We bear the burden of the years
Clean-limbed, clear-hearted, open-browed;
Albeit sacramental tears
Have dimmed our eyes, we know the proud
Content of men who sweep unbowed
Before the legionary fears;
In sorrow we have grown to be
The masters of adversity.
Long ere from immanent silence leapt
Obedient hands and fashioning will,
The giant god within us slept,
And dreamt of seasons to fulfil
The shaping of our souls that still
Expectant earthward vigil kept;
Our wisdom grew from secrets drawn
From that far-off dim-memoried dawn.
Wise of the storied ages we,
Of perils dared and crosses borne,
Of heroes bound by no decree
Of laws defiled or faiths outworn,
Of poets who have held in scorn
All mean and tyrannous things that be;
We prophesy with lips that sped
The songs of the prophetic dead.
Wise of the brief belovÈd span
Of this our glad earth-travelling,
Of beauty's bloom and ordered plan,
Of love and love's compassioning,
Of all the dear delights that spring
From man's communion with man;
We cherish every hour that strays
Adown the cataract of the days.

We see the dear untroubled skies,
We see the glory of the rose,
And, laugh, nor grieve that clouds will rise
And wax with every wind that blows,
Nor that the blossoming time will close,
For beauty seen of humble eyes
Immortal habitation has
Though beauty's form may pale and pass.
Wise of the great unshapen age,
To which we move with measured tread
All girt with passionate truth to wage
High battle for the word unsaid,
The song unsung, the cause unled,
The freedom that no hope can gauge;
Strong-armed, sure-footed, iron-willed
We sift and weave, we break and build.
Into one hour we gather all
The years gone down, the years unwrought,
Upon our ears brave measures fall
Across uncharted spaces brought,
Upon our lips the words are caught
Wherewith the dead the unborn call;
From love to love, from height to height
We press and none may curb our might.
VII O blessÈd voices, O compassionate hands,
Calling and healing, O great-hearted brothers!

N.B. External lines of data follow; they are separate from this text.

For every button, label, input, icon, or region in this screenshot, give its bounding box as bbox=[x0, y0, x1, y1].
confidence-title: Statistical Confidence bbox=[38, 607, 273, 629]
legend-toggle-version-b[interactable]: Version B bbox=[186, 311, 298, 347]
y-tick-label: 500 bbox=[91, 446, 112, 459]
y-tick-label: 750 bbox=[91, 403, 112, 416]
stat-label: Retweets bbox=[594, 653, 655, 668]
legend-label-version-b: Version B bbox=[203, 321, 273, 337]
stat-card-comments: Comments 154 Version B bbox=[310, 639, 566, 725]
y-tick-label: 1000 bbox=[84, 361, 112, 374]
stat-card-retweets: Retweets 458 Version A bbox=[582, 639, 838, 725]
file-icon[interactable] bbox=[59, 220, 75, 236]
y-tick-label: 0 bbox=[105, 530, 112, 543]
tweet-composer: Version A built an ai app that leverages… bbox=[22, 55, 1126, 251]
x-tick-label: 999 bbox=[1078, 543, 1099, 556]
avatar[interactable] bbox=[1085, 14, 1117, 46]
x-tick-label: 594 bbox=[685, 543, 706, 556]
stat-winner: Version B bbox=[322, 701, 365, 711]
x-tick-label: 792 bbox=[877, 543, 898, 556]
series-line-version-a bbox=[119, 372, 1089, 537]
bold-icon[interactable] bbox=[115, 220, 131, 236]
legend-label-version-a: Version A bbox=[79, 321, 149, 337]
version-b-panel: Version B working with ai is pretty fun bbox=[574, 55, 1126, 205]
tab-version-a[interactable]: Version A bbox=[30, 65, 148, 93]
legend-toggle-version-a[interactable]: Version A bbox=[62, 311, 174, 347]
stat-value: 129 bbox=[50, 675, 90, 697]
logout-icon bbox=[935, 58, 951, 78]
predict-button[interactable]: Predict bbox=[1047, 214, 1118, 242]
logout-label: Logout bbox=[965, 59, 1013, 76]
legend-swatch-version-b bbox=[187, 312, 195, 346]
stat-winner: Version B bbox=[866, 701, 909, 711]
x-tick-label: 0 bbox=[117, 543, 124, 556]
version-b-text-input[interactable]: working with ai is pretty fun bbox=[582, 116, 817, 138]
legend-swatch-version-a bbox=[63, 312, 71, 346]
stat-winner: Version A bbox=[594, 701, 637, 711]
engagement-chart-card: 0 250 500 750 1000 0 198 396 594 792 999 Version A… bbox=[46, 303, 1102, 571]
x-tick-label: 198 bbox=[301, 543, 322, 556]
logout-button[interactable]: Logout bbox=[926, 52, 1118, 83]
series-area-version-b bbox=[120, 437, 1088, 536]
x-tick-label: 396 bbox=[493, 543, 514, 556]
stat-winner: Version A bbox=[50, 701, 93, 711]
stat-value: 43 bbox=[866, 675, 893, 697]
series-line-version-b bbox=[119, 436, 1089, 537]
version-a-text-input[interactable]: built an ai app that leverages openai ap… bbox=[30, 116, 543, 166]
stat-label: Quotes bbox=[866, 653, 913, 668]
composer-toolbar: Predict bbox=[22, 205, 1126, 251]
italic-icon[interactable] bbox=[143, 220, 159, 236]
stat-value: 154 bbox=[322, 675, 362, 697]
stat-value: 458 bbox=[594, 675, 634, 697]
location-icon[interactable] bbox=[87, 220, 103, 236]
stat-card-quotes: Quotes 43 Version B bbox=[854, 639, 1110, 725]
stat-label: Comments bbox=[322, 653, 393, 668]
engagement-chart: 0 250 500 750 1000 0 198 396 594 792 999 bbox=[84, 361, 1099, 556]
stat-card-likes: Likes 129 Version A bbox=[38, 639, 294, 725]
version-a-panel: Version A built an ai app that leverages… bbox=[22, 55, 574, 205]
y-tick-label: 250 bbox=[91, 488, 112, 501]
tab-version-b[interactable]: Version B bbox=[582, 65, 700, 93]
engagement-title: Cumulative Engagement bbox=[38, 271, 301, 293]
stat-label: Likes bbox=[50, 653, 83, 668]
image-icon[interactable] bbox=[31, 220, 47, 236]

I come to you. Ring out across the lands
Your benediction, and I too will sing
With you, and haply kindle in another's
Dark desolate hour the flame you stirred in me.
O bountiful earth, in adoration meet
I bow to you; O glory of years to be,
I too will labour to your fashioning.
Go down, go down, unweariable feet,
Together we will march towards the ways
Wherein the marshalled hosts of morning wait
In sleepless watch, with banners wide unfurled
Across the skies in ceremonial state,
To greet the men who lived triumphant days,
And stormed the secret beauty of the world.